There is some good and bad news from the Treasury




ISM manufacturing survey up above expectations at 48.9. This is still below the key 50 mark but the level is back to pre-Lehman levels and is consistent with the similar surveys in other parts of the globe. The worst of the current downturn may be over when we get these kinds of number. However, that is different from saying that we will have high growth.

More important than the economic announcements are the Treasury projections for borrowing in the coming quarters. The Treasury only borrowed $343 billion instead of the projected $361 billion in the second quarter. This was 5% under projection. For the third quarter, the Treasury now expects to borrow $406 instead of the $515 billion estimated earlier. This will be just over 20% less. It will also look like the fourth quarter will also see less borrowing. This is good news before the announcement of the quarterly refunding. Some government bail-out programs are using less money than expected.
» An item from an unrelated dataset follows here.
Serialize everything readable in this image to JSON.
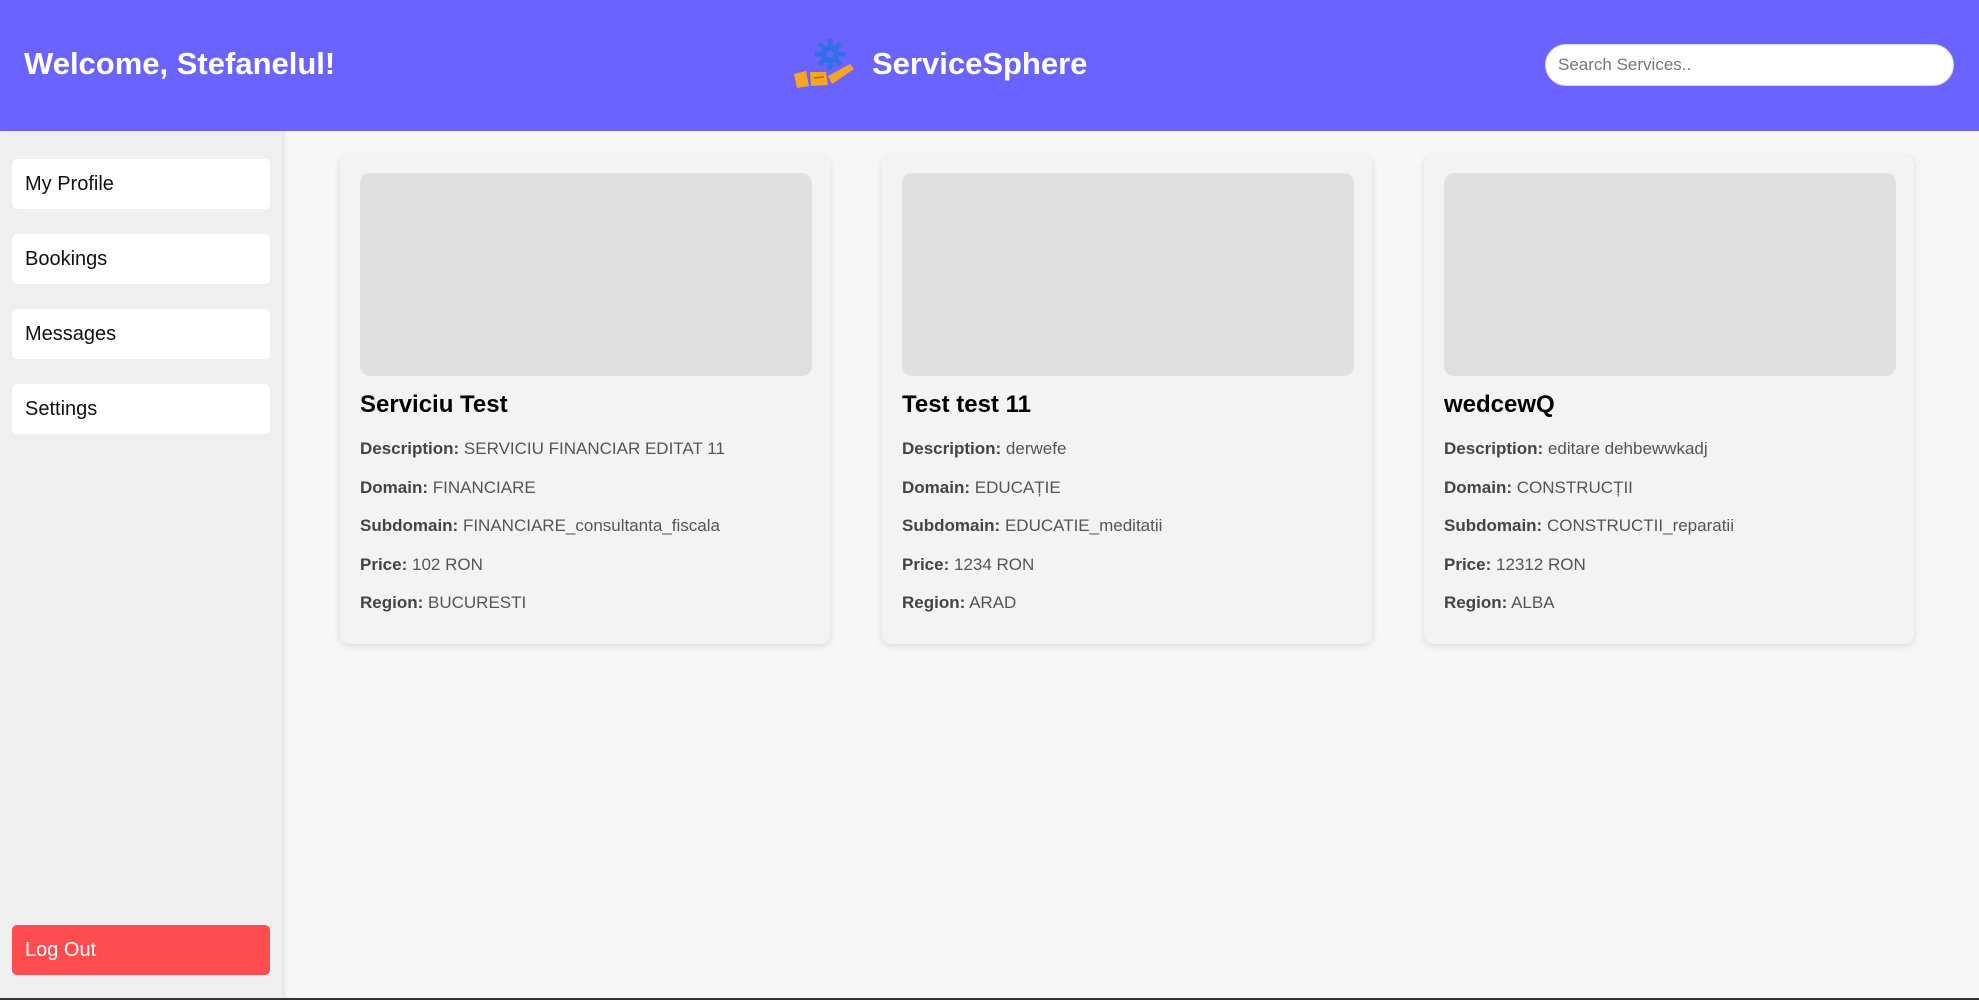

The bad news is that tax revenues have been falling at a rapid pace. This decline is much greater than the decline in the overall economy. Individual income tax receipts are down over 20% while corporate taxes are down over 50%. Loss carry forwards reduce revenues. Less income reduces revenues. All of the tax breaks for each class and firm start to add up when you are in a downturn. If this continues, there will have to be new methods for raising revenue. The stabilizers in fiscal policy are supposed to help the economy but at the extreme they can have a negative impact on the government. deficit. What is spent today will have to be financed and paid back in the future. Economic growth is smoothed. The issue is still the multiplier effect which needs to be better than one to have a strong impact. The research on the size of multipliers is mixed.